CAMBRIDGE – Imagine being regularly beset by viruses for which there are no vaccines. Such is life under the current structures of global governance and international law. Our problems are international, but our solutions are national. Our world is interconnected, but our institutions are siloed or toothless. Under these circumstances, crises are inevitable, chronic, and potentially irresolvable.
Thus, on February 24, 2022, the Russian army invaded Ukraine, violating the supposed sanctity of borders and inaugurating a new era of conflict unlike anything seen since the Cold War, or perhaps even World War II. In or around December 2019, a novel coronavirus surfaced in the Chinese city of Wuhan; rather than notifying the world, Chinese authorities initially hid the outbreak, precipitating a pandemic that ground the global economy to a halt. On September 15, 2008, the collapse of a financial services firm, Lehman Brothers, exposed a systemic risk that no global-governance body had considered, triggering a global cascade of dominos that would take years to clean up. The list could go on.

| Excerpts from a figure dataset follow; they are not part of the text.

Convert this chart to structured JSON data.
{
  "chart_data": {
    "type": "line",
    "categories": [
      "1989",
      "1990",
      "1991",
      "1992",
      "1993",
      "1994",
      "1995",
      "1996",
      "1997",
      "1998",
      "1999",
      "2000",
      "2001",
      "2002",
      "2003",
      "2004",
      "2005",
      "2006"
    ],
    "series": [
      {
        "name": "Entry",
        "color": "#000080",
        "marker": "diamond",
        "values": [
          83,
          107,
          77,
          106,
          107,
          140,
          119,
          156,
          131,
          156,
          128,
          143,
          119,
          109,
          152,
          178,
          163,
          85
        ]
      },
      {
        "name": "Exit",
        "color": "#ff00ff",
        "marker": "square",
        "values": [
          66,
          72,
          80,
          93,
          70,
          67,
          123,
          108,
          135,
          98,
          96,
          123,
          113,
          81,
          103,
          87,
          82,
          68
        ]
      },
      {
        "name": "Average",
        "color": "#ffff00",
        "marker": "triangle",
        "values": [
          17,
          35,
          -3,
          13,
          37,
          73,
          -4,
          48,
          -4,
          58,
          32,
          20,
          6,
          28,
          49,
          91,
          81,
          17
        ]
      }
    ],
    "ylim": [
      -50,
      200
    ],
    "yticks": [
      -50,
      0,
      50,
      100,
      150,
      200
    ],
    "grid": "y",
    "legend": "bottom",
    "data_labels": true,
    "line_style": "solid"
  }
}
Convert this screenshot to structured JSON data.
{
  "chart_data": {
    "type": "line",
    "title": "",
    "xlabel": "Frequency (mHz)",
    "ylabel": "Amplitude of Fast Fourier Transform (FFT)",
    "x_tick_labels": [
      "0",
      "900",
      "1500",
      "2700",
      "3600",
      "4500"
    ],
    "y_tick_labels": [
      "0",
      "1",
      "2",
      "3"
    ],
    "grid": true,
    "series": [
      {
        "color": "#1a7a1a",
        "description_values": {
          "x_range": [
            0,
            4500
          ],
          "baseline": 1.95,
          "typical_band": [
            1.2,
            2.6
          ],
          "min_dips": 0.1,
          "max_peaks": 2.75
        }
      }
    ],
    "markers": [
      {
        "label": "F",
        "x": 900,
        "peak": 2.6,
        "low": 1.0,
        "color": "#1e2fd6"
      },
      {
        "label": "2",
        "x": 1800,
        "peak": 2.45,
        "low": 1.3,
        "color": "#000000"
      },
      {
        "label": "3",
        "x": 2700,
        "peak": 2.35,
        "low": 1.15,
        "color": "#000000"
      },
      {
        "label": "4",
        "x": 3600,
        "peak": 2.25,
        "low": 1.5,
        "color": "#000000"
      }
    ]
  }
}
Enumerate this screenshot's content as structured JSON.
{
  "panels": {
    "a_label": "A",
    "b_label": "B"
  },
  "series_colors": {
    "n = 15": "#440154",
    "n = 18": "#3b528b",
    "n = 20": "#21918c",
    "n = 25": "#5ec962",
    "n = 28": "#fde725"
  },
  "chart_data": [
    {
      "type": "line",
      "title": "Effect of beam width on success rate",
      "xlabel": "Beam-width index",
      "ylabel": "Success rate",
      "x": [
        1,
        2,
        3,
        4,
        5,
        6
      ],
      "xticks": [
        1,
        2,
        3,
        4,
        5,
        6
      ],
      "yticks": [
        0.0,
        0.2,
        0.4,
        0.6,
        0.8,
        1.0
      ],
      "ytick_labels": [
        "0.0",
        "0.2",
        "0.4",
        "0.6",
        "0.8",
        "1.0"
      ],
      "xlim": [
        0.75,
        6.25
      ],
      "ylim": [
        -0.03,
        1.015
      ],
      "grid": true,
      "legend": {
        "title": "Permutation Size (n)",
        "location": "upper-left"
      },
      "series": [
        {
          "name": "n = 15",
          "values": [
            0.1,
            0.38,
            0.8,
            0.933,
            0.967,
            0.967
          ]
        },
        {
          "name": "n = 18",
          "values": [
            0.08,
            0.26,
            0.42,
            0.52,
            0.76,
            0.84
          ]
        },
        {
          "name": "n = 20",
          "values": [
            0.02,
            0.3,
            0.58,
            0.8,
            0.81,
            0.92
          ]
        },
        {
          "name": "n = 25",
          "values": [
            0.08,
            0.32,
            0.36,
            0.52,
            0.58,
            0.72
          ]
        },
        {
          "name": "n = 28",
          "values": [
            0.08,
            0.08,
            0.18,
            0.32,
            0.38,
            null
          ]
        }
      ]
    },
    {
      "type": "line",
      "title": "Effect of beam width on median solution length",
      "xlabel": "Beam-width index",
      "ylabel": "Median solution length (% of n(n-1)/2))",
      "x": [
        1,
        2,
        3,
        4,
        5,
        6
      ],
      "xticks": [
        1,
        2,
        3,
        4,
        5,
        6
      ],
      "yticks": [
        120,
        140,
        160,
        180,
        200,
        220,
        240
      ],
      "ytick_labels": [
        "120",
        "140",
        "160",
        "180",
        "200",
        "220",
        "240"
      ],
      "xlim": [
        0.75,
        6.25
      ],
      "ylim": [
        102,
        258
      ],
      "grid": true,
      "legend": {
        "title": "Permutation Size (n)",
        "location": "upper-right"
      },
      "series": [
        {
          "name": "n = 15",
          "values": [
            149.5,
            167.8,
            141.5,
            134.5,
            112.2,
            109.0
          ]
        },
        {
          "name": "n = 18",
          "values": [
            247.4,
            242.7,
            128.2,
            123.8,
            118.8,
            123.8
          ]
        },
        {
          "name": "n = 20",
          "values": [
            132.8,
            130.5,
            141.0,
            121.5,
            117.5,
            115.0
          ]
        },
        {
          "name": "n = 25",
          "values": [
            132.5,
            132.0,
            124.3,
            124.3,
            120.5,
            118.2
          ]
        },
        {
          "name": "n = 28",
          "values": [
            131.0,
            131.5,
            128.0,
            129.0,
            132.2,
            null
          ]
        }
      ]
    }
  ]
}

Social scientists describe these situations as “collective action problems”: everyone has a long-term interest in cooperating but a short-term incentive to act selfishly. Such problems must be addressed with institutions and organizing systems that change individuals’ incentives. Solutions range from privatization (“pay per use” arrangements) to the Leviathan (a strong state that can enforce norms through law) to the emergence of a shared morality.